I locali non sono idonei: i “lattanti” fuori dal nido

Penne, non c’è l’ok della Asl alla sede scelta dal Comune per i bimbi da 3 a 12 mesi E i genitori protestano: «Bisogna trovare una soluzione, il servizio va garantito»
PENNE. Caos all’asilo nido comunale a Penne. L'avvio dei lavori nella struttura comunale San Francesco, in via Guido Rossa, ha costretto allo spostamento sia della scuola dell'infanzia che dell'asilo nido. In particolare, la scuola dell'infanzia, appartenente all'istituto comprensivo Mario Giardini, è stata collocata provvisoriamente nei locali della scuola Vanni di via Caselli, mentre per l’asilo nido gestito dalla cooperativa “Il Cerbiatto” il Comune di Penne ha optato per una soluzione in centro storico, a due passi da piazza Luca da Penne.
Il problema, oltre che legato alle difficoltà di parcheggio per i genitori che accompagnano i propri piccoli al mattino, è sorto per i lattanti: quelli dai 3 ai 12 mesi. I locali scelti dall’ente, infatti, non hanno ricevuto l’idoneità prevista dalla Asl per poterli ospitare. Il Comune ha comunicato la problematica una decina di giorni fa alle famiglie che, a questo punto, sono in difficoltà. Sono 10 i bambini neonati che non possono usufruire del servizio. «Ad oggi nessuno ha trovato una soluzione per non far rimanere 10 bimbi in mezzo alla strada. Ci dobbiamo licenziare noi genitori?», dice una delle mamme che vive la problematica sulla sua pelle. «Purtroppo», conclude la signora, «due stipendi sono necessari, io e mio marito dobbiamo lavorare, ma il servizio del Comune va garantito».
«Spero che l'amministrazione risolva la problematica prima possibile», sottolinea il consigliere d'opposizione Gabriele Frisa.
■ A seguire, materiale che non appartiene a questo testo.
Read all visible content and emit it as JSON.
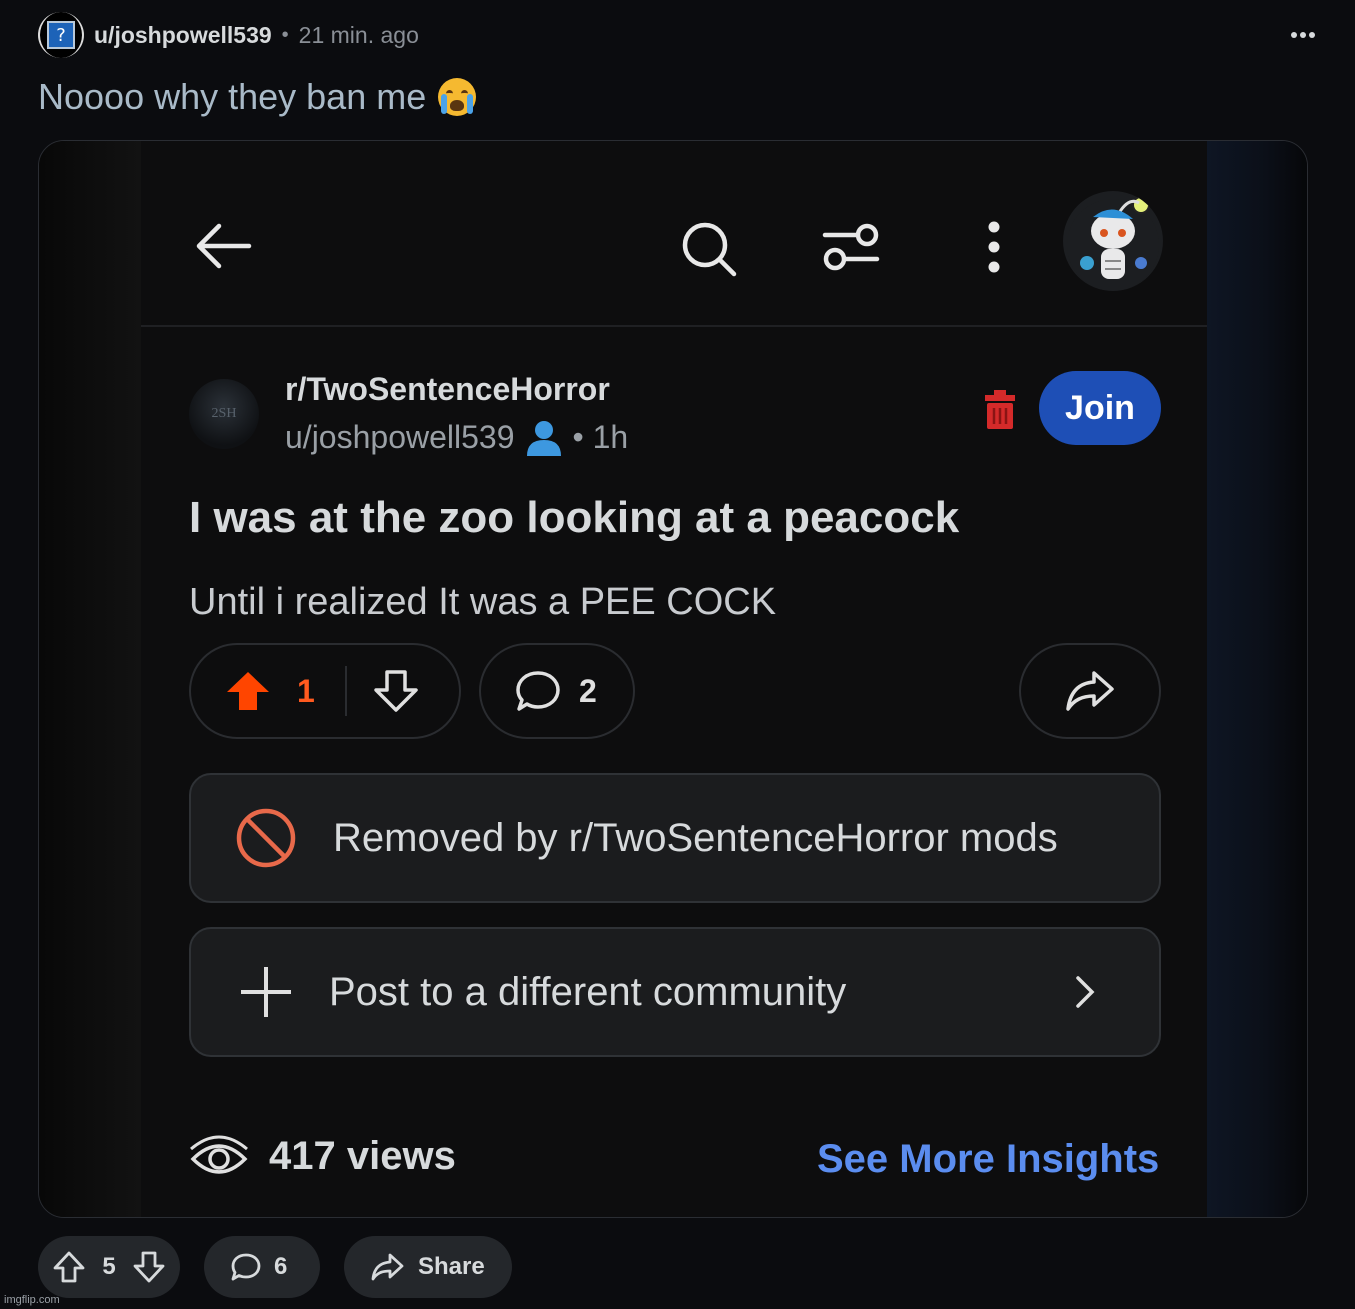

Puntualizza l’assessore alle Politiche scolastiche, Nunzio Campitelli: «Per quanto riguarda il Nido, problemi per i parcheggi al mattino non ce ne sono: tra la piazza e la piazzetta, dalle 7 alle 9, i parcheggi ci sono e sono tutti gratuiti. È chiaro che la situazione non è agevole come la precedente, con i genitori che erano abituati a fermarsi davanti la porta d'ingresso, ma la situazione è temporanea. Comprendiamo di aver creato qualche piccolo disagio, ma non possiamo permetterci di rinunciare a oltre 2 milioni di euro per la costruzione di due nuovi nidi per non sopportare qualche sacrificio. Per quanto riguarda invece la mancata autorizzazione da parte della Asl a utilizzare i locali per i bimbi del nido da 0 a 12 mesi, stiamo lavorando per una soluzione all'interno della stessa struttura. Se ciò non risultasse possibile troveremo una differente soluzione che a breve comunicheremo alle famiglie che non hanno avuto la possibilità di beneficiare del servizio», conclude l'assessore.